当日我手的确挥下了,但是钱伯手中的弩箭却没有发射出来。对于我的命令他很少迟疑,但当时他确实不知道该不该射出这一击。
因为赛雪跑到了宁采薇的身前。
在黄泉里的人都知道,如果说天下还有一个人顶撞我我却丝毫不恼的话,恐怕这个人非赛雪莫属了。他们不知道原因,但事实偶尔会令他们如今日一般陷入两难。看到赛雪的那一瞬间我突然就不生气了,反而觉得有点儿委屈,像是一个觉得自己没错却挨了批评的孩子。
“把宁采薇关到她房里去!三天不许给她饭吃!段山也给我盯紧了,要是让我知道他偷偷给宁采薇带吃的东西,厨房里的人和他也一并重罚!”最后我只得这么说道,摆了摆手让钱伯和下人们散了,宁采薇我相信赛雪会把她带到一个闲置的房间里,这件事上她还不至于违逆我。不过她站在那里久久没动,我只有愤愤地先转身离开。
不知道为什么,那天赛雪一直在安慰宁采薇,甚至我走进阁楼打开窗户向下看的时候她仍然不停地在说说说。有那么一刻我都觉得厌烦,想叫她住嘴了。只是在话说出口之前,看到她的表情是那么认真,远远望着的时候想起了过去某个女孩儿和我说话时的样子。

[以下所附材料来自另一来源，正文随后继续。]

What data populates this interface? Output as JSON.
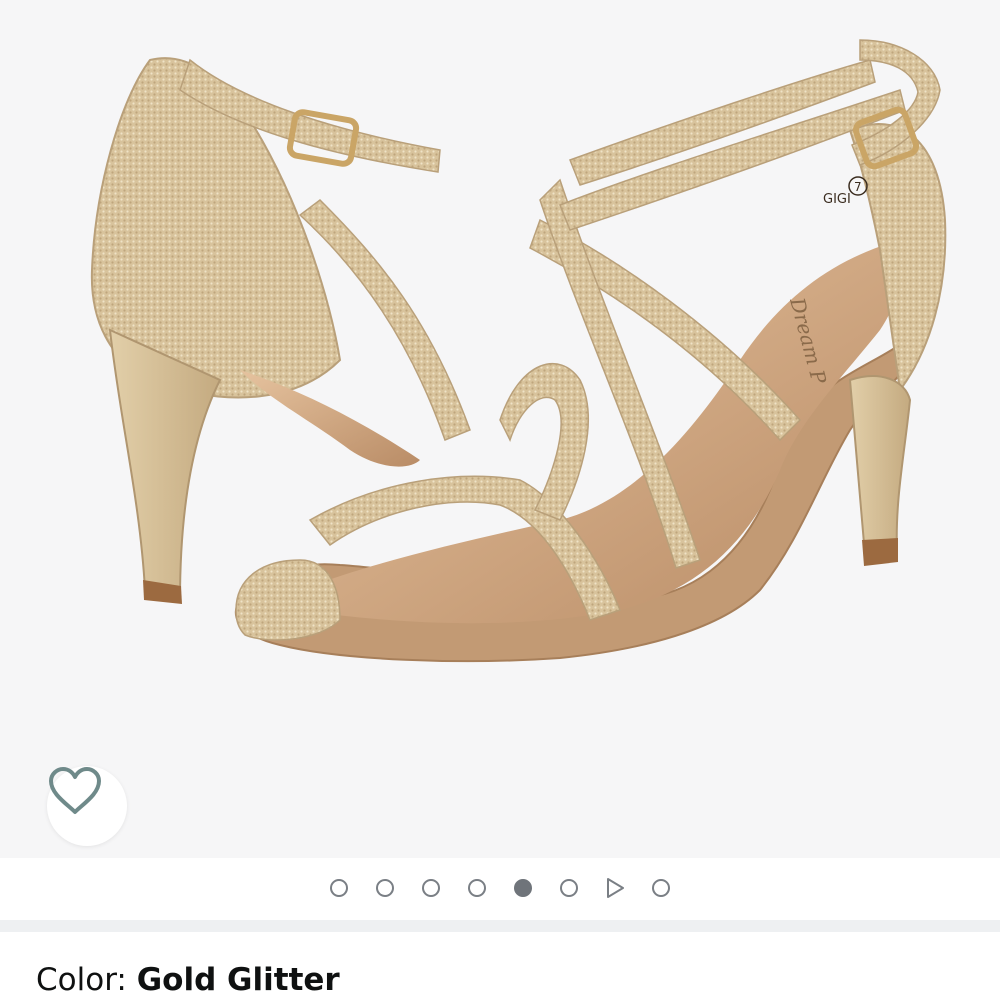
{
  "product": {
    "image_alt": "Gold glitter strappy high heel sandals",
    "insole_brand_text": "Dream P",
    "heel_label_text": "GIGI",
    "size_label_text": "7"
  },
  "wishlist": {
    "icon": "heart-outline-icon",
    "color": "#6f8a8a"
  },
  "carousel": {
    "total_items": 8,
    "active_index": 4,
    "video_index": 6,
    "items": [
      "image",
      "image",
      "image",
      "image",
      "image",
      "image",
      "video",
      "image"
    ]
  },
  "color_selector": {
    "label": "Color: ",
    "value": "Gold Glitter"
  },
  "colors": {
    "background": "#f6f6f7",
    "gold_glitter": "#d9c49f",
    "insole": "#c9a27e",
    "dot_outline": "#7a7f85"
  }
}
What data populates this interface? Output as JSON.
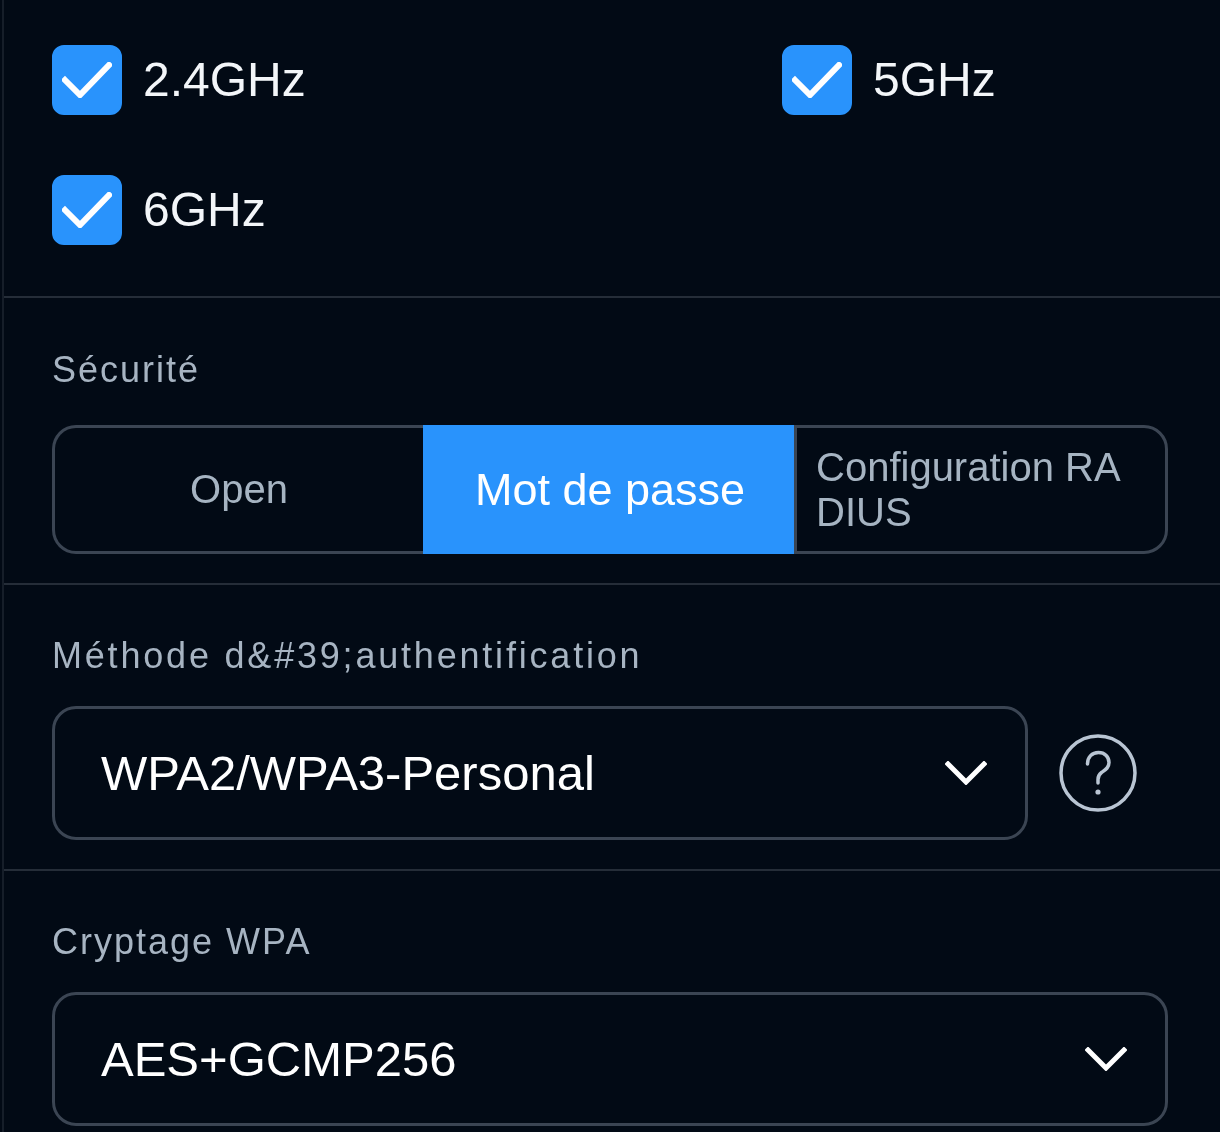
{
  "bands": [
    {
      "label": "2.4GHz",
      "checked": true
    },
    {
      "label": "5GHz",
      "checked": true
    },
    {
      "label": "6GHz",
      "checked": true
    }
  ],
  "security": {
    "label": "Sécurité",
    "options": [
      {
        "label": "Open",
        "selected": false
      },
      {
        "label": "Mot de passe",
        "selected": true
      },
      {
        "label": "Configuration RADIUS",
        "selected": false
      }
    ]
  },
  "auth_method": {
    "label": "Méthode d&#39;authentification",
    "value": "WPA2/WPA3-Personal"
  },
  "wpa_encryption": {
    "label": "Cryptage WPA",
    "value": "AES+GCMP256"
  }
}
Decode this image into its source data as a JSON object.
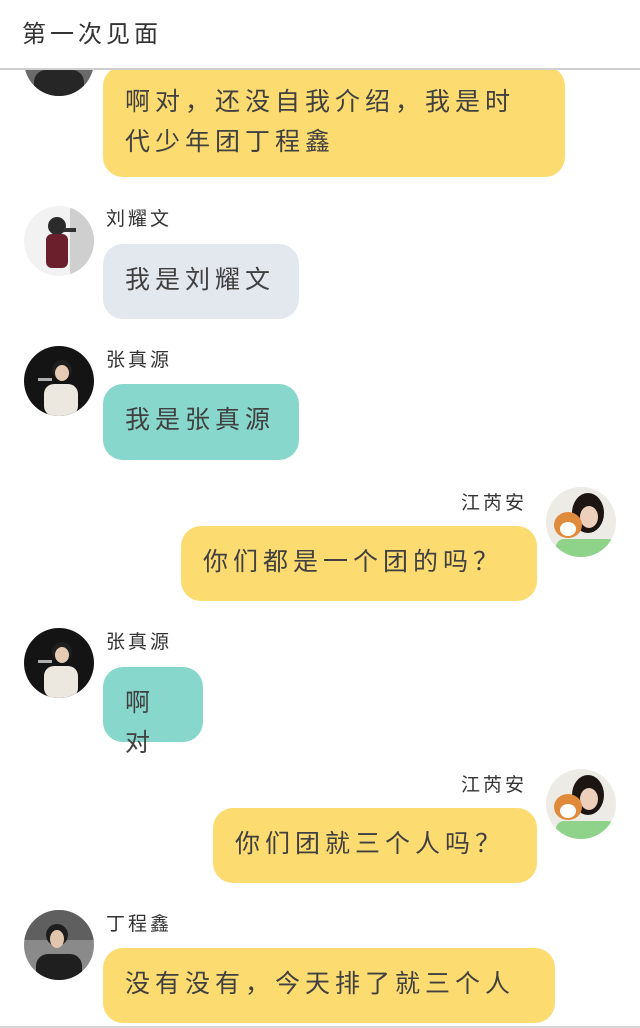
{
  "header": {
    "title": "第一次见面"
  },
  "messages": [
    {
      "sender": "",
      "text": "啊对，还没自我介绍，我是时代少年团丁程鑫",
      "color": "#fcdb71"
    },
    {
      "sender": "刘耀文",
      "text": "我是刘耀文",
      "color": "#e3e7ee"
    },
    {
      "sender": "张真源",
      "text": "我是张真源",
      "color": "#88d7cc"
    },
    {
      "sender": "江芮安",
      "text": "你们都是一个团的吗？",
      "color": "#fcdb71"
    },
    {
      "sender": "张真源",
      "text": "啊对",
      "color": "#88d7cc"
    },
    {
      "sender": "江芮安",
      "text": "你们团就三个人吗？",
      "color": "#fcdb71"
    },
    {
      "sender": "丁程鑫",
      "text": "没有没有，今天排了就三个人",
      "color": "#fcdb71"
    }
  ]
}
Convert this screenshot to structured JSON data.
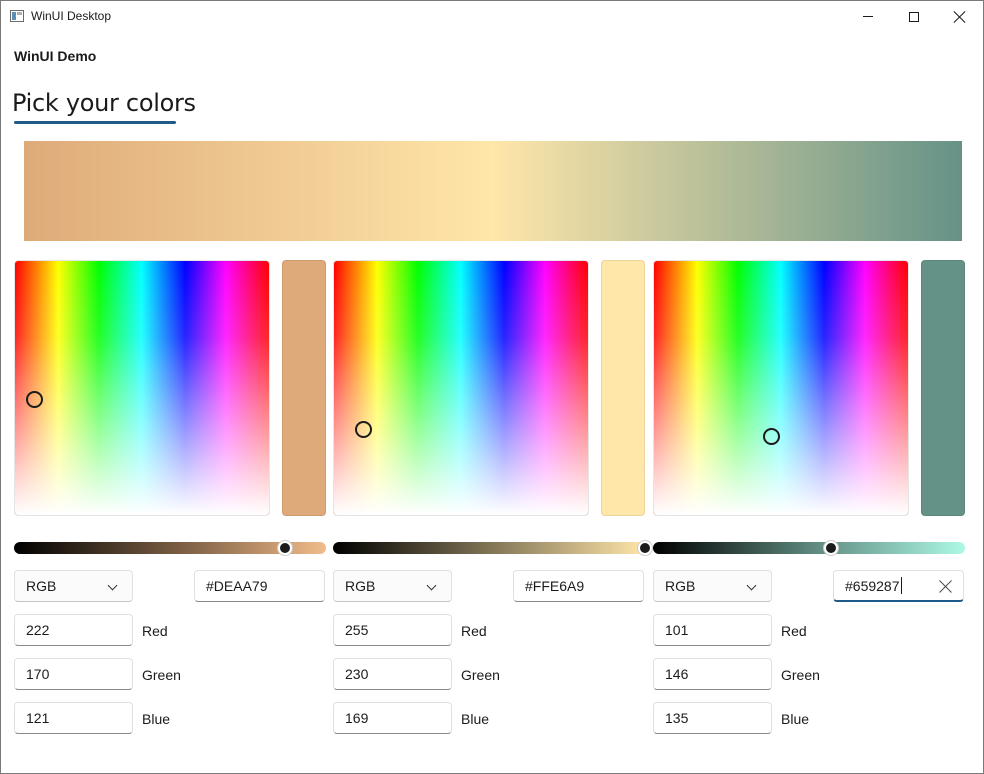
{
  "window": {
    "title": "WinUI Desktop"
  },
  "app": {
    "name": "WinUI Demo"
  },
  "tab": {
    "label": "Pick your colors"
  },
  "gradient": {
    "colors": [
      "#DEAA79",
      "#FFE6A9",
      "#659287"
    ]
  },
  "pickers": [
    {
      "color": "#DEAA79",
      "mode": "RGB",
      "hex": "#DEAA79",
      "channels": [
        {
          "value": "222",
          "label": "Red"
        },
        {
          "value": "170",
          "label": "Green"
        },
        {
          "value": "121",
          "label": "Blue"
        }
      ],
      "slider_level": 0.87
    },
    {
      "color": "#FFE6A9",
      "mode": "RGB",
      "hex": "#FFE6A9",
      "channels": [
        {
          "value": "255",
          "label": "Red"
        },
        {
          "value": "230",
          "label": "Green"
        },
        {
          "value": "169",
          "label": "Blue"
        }
      ],
      "slider_level": 1.0
    },
    {
      "color": "#659287",
      "mode": "RGB",
      "hex": "#659287",
      "channels": [
        {
          "value": "101",
          "label": "Red"
        },
        {
          "value": "146",
          "label": "Green"
        },
        {
          "value": "135",
          "label": "Blue"
        }
      ],
      "slider_level": 0.57
    }
  ],
  "icons": {
    "app": "app-window-icon",
    "minimize": "minimize-icon",
    "maximize": "maximize-icon",
    "close": "close-icon",
    "dropdown": "chevron-down-icon",
    "clear": "clear-icon"
  }
}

之后宁采薇确实被关了三天,而赛雪,也成了除了段山以外宁采薇最亲近的人。小妮子自然如以往一样随时躲着我,甚至更甚。我倒也不十分在乎,只是偶尔能听到她对赛雪说什么“先生居然怕你”之类的话,可笑得紧。
“她不怕我。”赛雪总是这么回道,“只是因为他是我哥哥。”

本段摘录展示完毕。